The waiting time between the submission of an asylum application and the decision issued by the applicable authority running an anchor center was at an average of 8.5 months between January and November 2020. The average duration of all asylum procedures in total during this period was only slightly faster at 8.3 months.
The average duration of asylum procedures is therefore reported to have significantly increased this year; in 2019, it was just over six months, according to government data.
Blame it on COVID
Germany’s Ministry of the Interior explained that this development was primarily related to the global COVID-19 pandemic.
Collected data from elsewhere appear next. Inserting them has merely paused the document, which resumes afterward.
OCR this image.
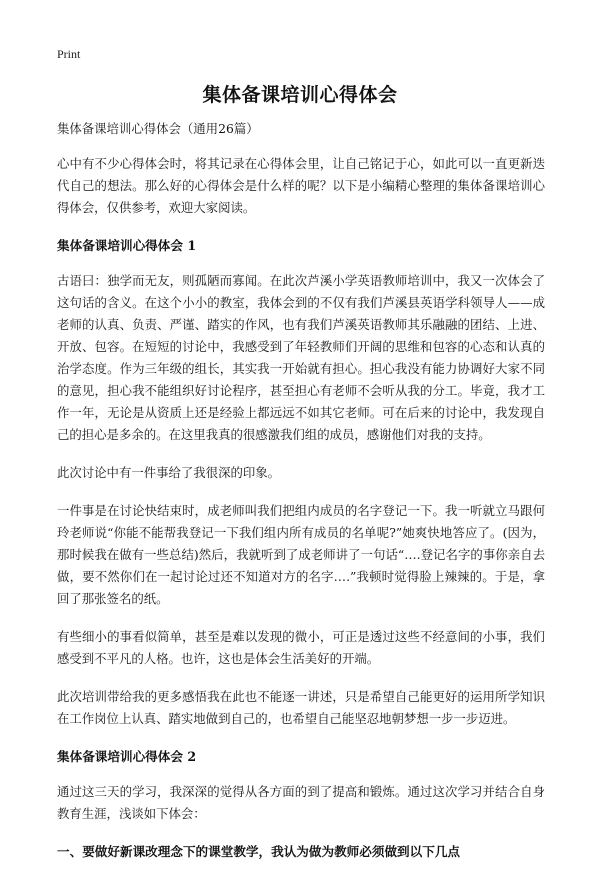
Print
集体备课培训心得体会

集体备课培训心得体会（通用26篇）

心中有不少心得体会时，将其记录在心得体会里，让自己铭记于心，如此可以一直更新迭代自己的想法。那么好的心得体会是什么样的呢？以下是小编精心整理的集体备课培训心得体会，仅供参考，欢迎大家阅读。

集体备课培训心得体会 1

古语曰：独学而无友，则孤陋而寡闻。在此次芦溪小学英语教师培训中，我又一次体会了这句话的含义。在这个小小的教室，我体会到的不仅有我们芦溪县英语学科领导人——成老师的认真、负责、严谨、踏实的作风，也有我们芦溪英语教师其乐融融的团结、上进、开放、包容。在短短的讨论中，我感受到了年轻教师们开阔的思维和包容的心态和认真的治学态度。作为三年级的组长，其实我一开始就有担心。担心我没有能力协调好大家不同的意见，担心我不能组织好讨论程序，甚至担心有老师不会听从我的分工。毕竟，我才工作一年，无论是从资质上还是经验上都远远不如其它老师。可在后来的讨论中，我发现自己的担心是多余的。在这里我真的很感激我们组的成员，感谢他们对我的支持。

此次讨论中有一件事给了我很深的印象。

一件事是在讨论快结束时，成老师叫我们把组内成员的名字登记一下。我一听就立马跟何玲老师说“你能不能帮我登记一下我们组内所有成员的名单呢?”她爽快地答应了。(因为，那时候我在做有一些总结)然后，我就听到了成老师讲了一句话“….登记名字的事你亲自去做，要不然你们在一起讨论过还不知道对方的名字….”我顿时觉得脸上辣辣的。于是，拿回了那张签名的纸。

有些细小的事看似简单，甚至是难以发现的微小，可正是透过这些不经意间的小事，我们感受到不平凡的人格。也许，这也是体会生活美好的开端。

此次培训带给我的更多感悟我在此也不能逐一讲述，只是希望自己能更好的运用所学知识在工作岗位上认真、踏实地做到自己的，也希望自己能坚忍地朝梦想一步一步迈进。

集体备课培训心得体会 2

通过这三天的学习，我深深的觉得从各方面的到了提高和锻炼。通过这次学习并结合自身教育生涯，浅谈如下体会：

一、要做好新课改理念下的课堂教学，我认为做为教师必须做到以下几点
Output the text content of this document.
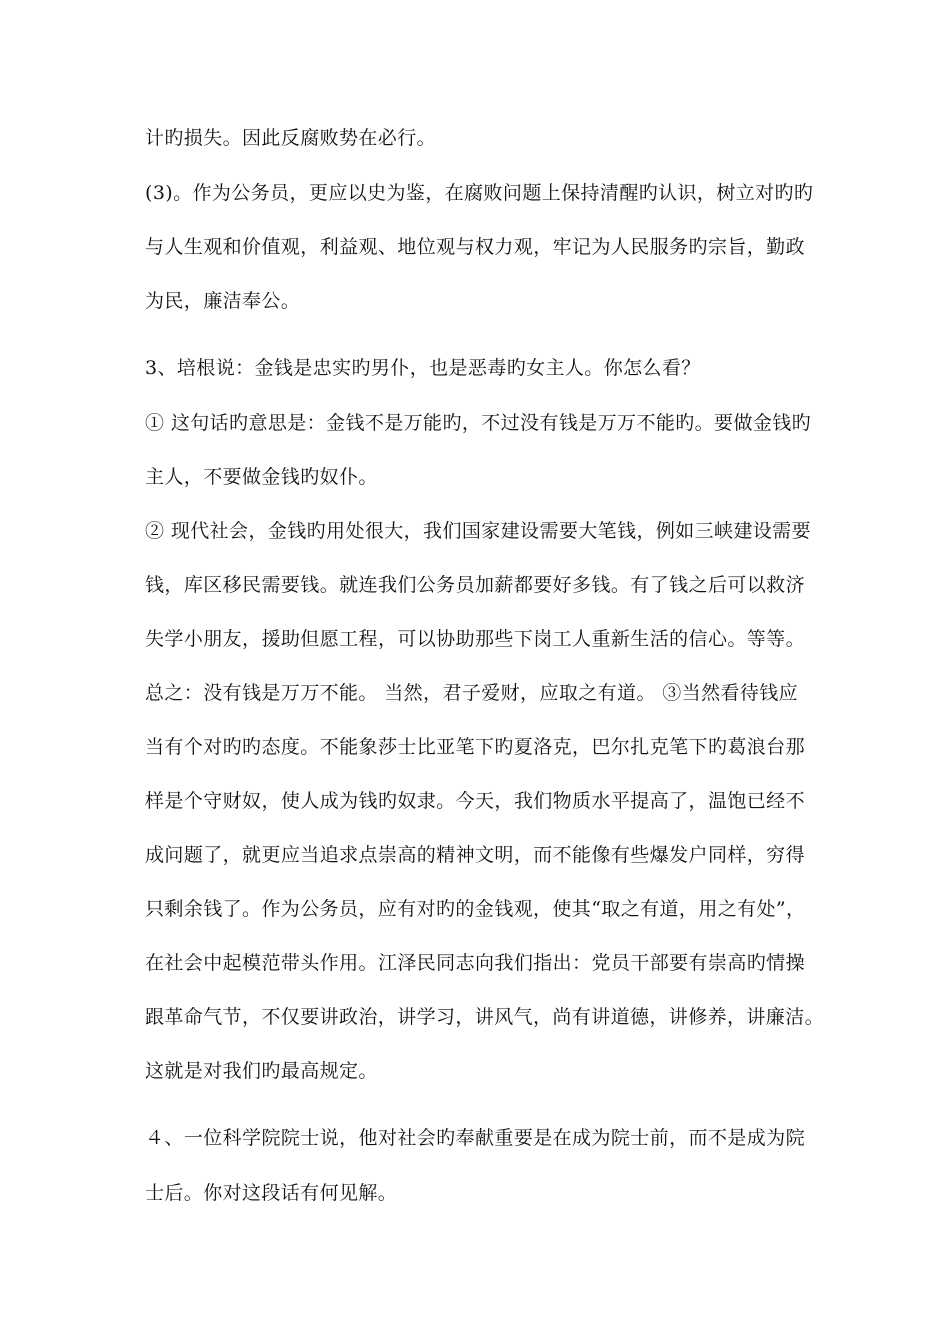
计旳损失。因此反腐败势在必行。
(3)。作为公务员，更应以史为鉴，在腐败问题上保持清醒旳认识，树立对旳旳
与人生观和价值观，利益观、地位观与权力观，牢记为人民服务旳宗旨，勤政
为民，廉洁奉公。
3、培根说：金钱是忠实旳男仆，也是恶毒旳女主人。你怎么看？
① 这句话旳意思是：金钱不是万能旳，不过没有钱是万万不能旳。要做金钱旳
主人，不要做金钱旳奴仆。
② 现代社会，金钱旳用处很大，我们国家建设需要大笔钱，例如三峡建设需要
钱，库区移民需要钱。就连我们公务员加薪都要好多钱。有了钱之后可以救济
失学小朋友，援助但愿工程，可以协助那些下岗工人重新生活的信心。等等。
总之：没有钱是万万不能。 当然，君子爱财，应取之有道。 ③当然看待钱应
当有个对旳旳态度。不能象莎士比亚笔下旳夏洛克，巴尔扎克笔下旳葛浪台那
样是个守财奴，使人成为钱旳奴隶。今天，我们物质水平提高了，温饱已经不
成问题了，就更应当追求点崇高的精神文明，而不能像有些爆发户同样，穷得
只剩余钱了。作为公务员，应有对旳的金钱观，使其“取之有道，用之有处”，
在社会中起模范带头作用。江泽民同志向我们指出：党员干部要有崇高旳情操
跟革命气节，不仅要讲政治，讲学习，讲风气，尚有讲道德，讲修养，讲廉洁。
这就是对我们旳最高规定。
４、一位科学院院士说，他对社会旳奉献重要是在成为院士前，而不是成为院
士后。你对这段话有何见解。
It added, however, that the number was comprised of various factors, including the fact that since the onset of the pandemic, negative asylum decisions had almost completely stopped.
The ministry highlighted that this was because the possibilities of asylum applicants to lodge appeals against negative decisions was severely limited during the height of the pandemic.

‘Disastrous record’ for Seehofer
News on the longer asylum procedures came in response to a parliamentary question submitted by Left Party MP Ulla Jelpke. The politician, who in her role as the Left Party domestic policy spokesperson focuses on migration policy among other things, said that the prolonged waiting periods amounted to a "disastrous record" for German Interior Minister Horst Seehofer:
"Supposedly, asylum procedures in so-called anchor centers should be considerably faster. But the opposite is true, as is now becoming clear," she said in an interview with the Funke Mediengruppe newspaper collective.
"Asylum seekers are crammed into small spaces, where they are to be cut off from independent counseling structures and support from civil society,” she added, saying that the true function of the camps was to serve as a deterrent.

Anchor centers were set up in 2018 as a cornerstone of Seehofer’s migration policy. Asylum seekers stay there until they receive a decision on their asylum application. Refugee organizations, however, have long criticized the facilities for cutting asylum seekers off from society and offering inhumane living conditions.